Censorship endemic in Kashmir: RSF

Censorship endemic in Kashmir: RSF

Srinagar: India has been ranked 140th in the list of 180 countries in the World Press Freedom Index 2014 by a   global media watchdog .
“India experienced an unprecedented wave of violence against journalists, with eight killed in 2013. They are targeted by both state and non-state actors,” Reporters Sans Frontières (RSF) said in its latest annual report.
“Almost no region is spared but Kashmir and Chhattisgarh continue to be the only two where violence and censorship are endemic,” it said.
The Asian democracies also have “forbidden areas”  where “news is subject to blackouts or censorship.
“ In northern India’s Kashmir region and in Indonesia’s West Papua province, the work of journalists is handicapped by draconian news control policies,” the report said.
“Those responsible for threats and physical violence against journalists, who are often abandoned by the judicial system and forced to censor themselves, include police and security forces as well as criminal groups, demonstrators and political party supporters,” said the report.
China and Pakistan were placed at 175th and 158th position respectively in the report.
Finland has been ranked first in the list followed by Netherland and Norway.
The ranking of the US has dropped to 46th position from last year’s 32nd, while China has been ranked at the 175th position and Pakistan at 158th.
Pakistan remains one of the most dangerous countries in the world for journalists as besides the armed groups, the country’s intelligence agencies, especially the ISI, also represent a danger, the report said.

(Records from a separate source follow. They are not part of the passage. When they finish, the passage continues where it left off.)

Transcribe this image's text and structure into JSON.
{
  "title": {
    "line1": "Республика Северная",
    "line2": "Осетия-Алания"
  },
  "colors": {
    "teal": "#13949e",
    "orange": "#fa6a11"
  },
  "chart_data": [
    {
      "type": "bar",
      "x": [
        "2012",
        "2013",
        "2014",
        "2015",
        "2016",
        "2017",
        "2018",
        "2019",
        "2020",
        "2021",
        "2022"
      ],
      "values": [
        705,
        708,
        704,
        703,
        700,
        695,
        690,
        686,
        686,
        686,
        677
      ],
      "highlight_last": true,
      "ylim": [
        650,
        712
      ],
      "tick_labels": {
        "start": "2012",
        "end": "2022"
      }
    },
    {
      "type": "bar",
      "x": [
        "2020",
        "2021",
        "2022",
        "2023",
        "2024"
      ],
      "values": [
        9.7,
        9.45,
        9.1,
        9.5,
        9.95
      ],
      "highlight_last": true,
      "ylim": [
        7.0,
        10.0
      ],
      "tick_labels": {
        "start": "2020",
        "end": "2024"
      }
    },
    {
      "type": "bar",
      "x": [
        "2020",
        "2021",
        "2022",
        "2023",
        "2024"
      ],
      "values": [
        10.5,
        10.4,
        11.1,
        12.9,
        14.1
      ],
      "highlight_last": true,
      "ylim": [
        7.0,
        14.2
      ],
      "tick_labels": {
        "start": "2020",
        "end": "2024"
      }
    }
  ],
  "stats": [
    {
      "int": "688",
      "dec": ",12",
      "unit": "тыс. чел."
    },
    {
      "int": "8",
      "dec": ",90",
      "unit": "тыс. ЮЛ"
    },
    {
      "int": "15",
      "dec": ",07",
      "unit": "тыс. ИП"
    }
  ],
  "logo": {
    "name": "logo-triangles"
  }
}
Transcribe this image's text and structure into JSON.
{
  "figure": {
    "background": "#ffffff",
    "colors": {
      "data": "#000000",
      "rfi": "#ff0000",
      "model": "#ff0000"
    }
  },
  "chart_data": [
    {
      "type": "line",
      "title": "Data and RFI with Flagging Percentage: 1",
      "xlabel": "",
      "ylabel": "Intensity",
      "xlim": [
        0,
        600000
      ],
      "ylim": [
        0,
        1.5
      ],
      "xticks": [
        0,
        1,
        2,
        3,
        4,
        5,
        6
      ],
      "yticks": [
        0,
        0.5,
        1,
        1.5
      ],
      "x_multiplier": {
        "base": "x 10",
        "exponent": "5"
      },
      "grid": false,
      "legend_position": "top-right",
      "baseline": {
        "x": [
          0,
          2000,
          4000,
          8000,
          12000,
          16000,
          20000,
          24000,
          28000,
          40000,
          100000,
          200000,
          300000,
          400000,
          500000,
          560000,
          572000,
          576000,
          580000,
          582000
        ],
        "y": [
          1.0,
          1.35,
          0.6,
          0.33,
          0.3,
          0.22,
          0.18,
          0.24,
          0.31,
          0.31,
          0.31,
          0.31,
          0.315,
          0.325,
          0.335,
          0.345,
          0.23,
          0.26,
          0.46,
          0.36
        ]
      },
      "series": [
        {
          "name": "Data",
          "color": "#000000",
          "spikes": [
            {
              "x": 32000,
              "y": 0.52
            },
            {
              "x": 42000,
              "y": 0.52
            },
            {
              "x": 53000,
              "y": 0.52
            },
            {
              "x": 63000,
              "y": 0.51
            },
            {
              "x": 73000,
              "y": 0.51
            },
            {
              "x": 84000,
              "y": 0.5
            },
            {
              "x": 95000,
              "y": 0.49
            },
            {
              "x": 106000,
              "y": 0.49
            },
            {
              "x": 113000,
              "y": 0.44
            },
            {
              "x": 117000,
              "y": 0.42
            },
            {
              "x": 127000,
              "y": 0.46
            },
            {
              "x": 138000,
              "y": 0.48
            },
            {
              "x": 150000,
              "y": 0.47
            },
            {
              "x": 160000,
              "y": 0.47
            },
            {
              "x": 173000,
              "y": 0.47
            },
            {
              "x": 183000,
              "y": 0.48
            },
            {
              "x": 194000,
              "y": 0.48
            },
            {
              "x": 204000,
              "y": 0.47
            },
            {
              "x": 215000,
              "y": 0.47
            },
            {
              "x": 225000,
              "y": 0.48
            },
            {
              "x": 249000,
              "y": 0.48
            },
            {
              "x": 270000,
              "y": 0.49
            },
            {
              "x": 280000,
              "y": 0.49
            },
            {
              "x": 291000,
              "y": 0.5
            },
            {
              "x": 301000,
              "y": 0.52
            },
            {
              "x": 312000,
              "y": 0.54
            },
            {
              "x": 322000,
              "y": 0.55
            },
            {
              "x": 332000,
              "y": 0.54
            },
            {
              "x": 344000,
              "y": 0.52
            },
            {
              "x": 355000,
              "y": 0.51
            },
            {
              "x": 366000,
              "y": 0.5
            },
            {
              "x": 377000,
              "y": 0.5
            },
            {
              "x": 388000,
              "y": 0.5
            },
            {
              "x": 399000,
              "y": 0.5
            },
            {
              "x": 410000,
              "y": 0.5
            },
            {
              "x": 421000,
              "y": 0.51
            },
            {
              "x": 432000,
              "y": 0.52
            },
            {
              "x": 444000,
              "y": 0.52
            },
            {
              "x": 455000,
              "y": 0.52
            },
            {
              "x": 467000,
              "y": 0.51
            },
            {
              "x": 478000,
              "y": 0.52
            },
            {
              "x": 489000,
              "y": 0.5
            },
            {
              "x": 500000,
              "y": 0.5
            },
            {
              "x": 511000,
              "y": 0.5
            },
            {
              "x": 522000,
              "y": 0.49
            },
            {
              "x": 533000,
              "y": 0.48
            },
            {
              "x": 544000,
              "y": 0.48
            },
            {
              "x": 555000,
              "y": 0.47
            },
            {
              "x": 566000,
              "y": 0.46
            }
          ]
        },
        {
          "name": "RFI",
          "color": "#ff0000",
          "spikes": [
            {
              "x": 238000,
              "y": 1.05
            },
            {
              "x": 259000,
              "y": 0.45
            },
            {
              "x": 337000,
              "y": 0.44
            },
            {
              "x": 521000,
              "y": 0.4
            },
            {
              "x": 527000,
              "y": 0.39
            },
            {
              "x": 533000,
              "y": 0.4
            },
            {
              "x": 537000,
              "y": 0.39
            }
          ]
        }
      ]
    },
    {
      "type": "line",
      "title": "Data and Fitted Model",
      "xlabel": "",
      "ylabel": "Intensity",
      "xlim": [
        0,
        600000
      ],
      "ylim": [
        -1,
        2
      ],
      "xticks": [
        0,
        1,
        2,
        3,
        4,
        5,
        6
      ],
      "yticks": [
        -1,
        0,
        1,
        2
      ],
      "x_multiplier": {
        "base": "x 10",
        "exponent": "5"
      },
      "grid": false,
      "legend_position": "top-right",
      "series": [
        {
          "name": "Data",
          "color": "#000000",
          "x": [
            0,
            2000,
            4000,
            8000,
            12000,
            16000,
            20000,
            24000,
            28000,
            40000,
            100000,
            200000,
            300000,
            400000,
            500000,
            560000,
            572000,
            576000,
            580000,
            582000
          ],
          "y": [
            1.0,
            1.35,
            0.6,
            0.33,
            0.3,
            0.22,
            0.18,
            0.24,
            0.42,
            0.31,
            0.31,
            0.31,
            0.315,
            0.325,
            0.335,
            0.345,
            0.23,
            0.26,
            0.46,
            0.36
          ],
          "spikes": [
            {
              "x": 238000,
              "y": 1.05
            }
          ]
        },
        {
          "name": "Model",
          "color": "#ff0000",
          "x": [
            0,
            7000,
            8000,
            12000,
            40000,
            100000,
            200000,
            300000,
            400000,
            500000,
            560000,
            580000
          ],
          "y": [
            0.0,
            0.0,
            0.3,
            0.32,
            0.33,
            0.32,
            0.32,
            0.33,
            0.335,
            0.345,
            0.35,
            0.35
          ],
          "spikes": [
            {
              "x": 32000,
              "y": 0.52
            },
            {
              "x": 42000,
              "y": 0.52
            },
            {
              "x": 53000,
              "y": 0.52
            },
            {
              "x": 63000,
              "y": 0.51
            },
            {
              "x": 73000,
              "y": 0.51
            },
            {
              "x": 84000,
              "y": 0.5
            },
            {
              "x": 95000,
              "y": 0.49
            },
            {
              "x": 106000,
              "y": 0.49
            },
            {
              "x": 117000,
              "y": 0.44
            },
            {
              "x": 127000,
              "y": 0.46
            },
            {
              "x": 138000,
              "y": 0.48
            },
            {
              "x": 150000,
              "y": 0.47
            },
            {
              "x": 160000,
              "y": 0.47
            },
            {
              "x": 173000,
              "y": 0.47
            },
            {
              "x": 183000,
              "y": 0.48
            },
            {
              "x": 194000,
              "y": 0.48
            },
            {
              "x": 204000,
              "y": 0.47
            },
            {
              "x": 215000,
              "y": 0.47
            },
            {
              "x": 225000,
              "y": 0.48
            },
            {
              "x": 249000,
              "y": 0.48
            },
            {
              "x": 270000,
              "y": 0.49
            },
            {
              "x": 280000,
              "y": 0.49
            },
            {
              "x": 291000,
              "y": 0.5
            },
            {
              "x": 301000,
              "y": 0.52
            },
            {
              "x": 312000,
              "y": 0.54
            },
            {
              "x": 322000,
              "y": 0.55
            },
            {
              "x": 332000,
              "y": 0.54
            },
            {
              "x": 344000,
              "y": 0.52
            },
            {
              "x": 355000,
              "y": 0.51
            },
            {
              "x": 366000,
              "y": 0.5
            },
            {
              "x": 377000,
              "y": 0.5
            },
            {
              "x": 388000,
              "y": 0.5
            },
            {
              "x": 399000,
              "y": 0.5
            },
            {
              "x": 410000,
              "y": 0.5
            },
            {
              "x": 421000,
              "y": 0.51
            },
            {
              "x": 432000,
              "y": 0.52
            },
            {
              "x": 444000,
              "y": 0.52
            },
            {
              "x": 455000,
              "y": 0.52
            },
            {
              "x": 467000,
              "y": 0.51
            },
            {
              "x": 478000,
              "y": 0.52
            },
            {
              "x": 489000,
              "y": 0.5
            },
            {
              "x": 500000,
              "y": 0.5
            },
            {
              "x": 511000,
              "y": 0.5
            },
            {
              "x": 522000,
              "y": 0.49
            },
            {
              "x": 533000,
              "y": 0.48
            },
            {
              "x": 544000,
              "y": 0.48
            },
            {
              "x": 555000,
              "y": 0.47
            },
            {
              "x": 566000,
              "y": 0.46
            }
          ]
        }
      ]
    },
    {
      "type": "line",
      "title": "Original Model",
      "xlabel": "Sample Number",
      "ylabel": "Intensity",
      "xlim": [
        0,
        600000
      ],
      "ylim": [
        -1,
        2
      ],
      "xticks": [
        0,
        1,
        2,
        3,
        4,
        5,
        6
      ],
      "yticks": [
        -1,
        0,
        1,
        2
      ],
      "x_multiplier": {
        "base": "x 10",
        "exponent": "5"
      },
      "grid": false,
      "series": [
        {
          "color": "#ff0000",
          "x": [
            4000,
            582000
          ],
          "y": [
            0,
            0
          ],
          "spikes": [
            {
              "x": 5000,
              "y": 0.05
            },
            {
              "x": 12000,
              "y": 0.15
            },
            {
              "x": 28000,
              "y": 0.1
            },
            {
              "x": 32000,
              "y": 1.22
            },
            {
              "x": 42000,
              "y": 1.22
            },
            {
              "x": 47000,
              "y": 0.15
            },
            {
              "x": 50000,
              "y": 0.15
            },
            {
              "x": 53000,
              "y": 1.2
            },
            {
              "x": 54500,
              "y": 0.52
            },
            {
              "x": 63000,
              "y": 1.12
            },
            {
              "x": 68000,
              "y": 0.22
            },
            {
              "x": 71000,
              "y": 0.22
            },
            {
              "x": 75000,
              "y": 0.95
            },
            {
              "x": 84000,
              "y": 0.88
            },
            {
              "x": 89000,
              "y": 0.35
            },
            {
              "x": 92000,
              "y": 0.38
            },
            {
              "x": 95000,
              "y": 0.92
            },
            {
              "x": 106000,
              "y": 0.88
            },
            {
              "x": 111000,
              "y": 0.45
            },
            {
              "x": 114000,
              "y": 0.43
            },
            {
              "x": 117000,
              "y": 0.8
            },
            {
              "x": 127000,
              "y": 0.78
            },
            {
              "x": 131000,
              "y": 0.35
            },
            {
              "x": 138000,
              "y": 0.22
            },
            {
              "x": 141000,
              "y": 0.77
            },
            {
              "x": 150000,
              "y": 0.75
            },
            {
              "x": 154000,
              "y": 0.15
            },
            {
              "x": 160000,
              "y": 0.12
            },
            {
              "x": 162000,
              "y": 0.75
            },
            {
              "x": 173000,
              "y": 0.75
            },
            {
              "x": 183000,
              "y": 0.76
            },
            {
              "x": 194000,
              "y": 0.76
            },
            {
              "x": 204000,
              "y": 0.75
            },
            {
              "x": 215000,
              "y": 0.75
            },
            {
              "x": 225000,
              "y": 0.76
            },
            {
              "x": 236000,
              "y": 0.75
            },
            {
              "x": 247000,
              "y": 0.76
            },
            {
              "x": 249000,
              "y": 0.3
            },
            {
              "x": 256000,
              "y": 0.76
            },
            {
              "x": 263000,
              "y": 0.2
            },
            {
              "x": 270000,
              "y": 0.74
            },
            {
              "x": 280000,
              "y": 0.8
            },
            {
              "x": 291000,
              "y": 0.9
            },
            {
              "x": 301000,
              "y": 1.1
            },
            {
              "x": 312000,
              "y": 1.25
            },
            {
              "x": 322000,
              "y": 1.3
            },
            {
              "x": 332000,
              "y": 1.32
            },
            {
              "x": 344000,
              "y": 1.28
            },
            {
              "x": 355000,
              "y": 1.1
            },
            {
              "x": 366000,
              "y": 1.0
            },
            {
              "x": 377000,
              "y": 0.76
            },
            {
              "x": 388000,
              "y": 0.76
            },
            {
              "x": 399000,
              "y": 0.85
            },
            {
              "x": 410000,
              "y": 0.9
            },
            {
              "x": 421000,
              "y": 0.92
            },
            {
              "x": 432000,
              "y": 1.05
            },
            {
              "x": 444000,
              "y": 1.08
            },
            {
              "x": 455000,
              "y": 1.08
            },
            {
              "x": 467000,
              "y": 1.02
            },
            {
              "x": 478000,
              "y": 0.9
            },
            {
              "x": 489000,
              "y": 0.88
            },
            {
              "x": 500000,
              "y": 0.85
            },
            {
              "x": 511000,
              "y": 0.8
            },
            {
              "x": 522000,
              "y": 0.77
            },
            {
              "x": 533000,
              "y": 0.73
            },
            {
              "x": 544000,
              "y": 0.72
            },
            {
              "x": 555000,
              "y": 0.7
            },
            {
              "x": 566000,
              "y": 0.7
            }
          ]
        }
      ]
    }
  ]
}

“There was lack of interest in rendering justice in Pakistan where the government seems powerless against not only the Taliban, Jihadis and other armed groups but also the military apparatus, which international observers describe as a ‘state within the state’,” it said.
The 2014 index underscores the negative correlation between freedom of information and conflicts, both open conflicts and undeclared ones, the report said.
The Paris-based media rights watchdog said, the countries that “pride themselves on being democracies and respecting the rule of law have not set an example, far from it.”
“This has been the case in the US (46th), which fell 13 places, one of the most significant declines, amid increased efforts to track down whistleblowers and the sources of leaks,” the report said.
“In the north of Sri Lanka (165th), the army reigns supreme, tolerating no challenge to the official vision of the pacification process in Tamil separatism’s former strongholds,” it said.
Syria remained especially deadly for journalists last year, with RSF reporting nearly 130 media professionals killed in the country since its conflict began in March 2011.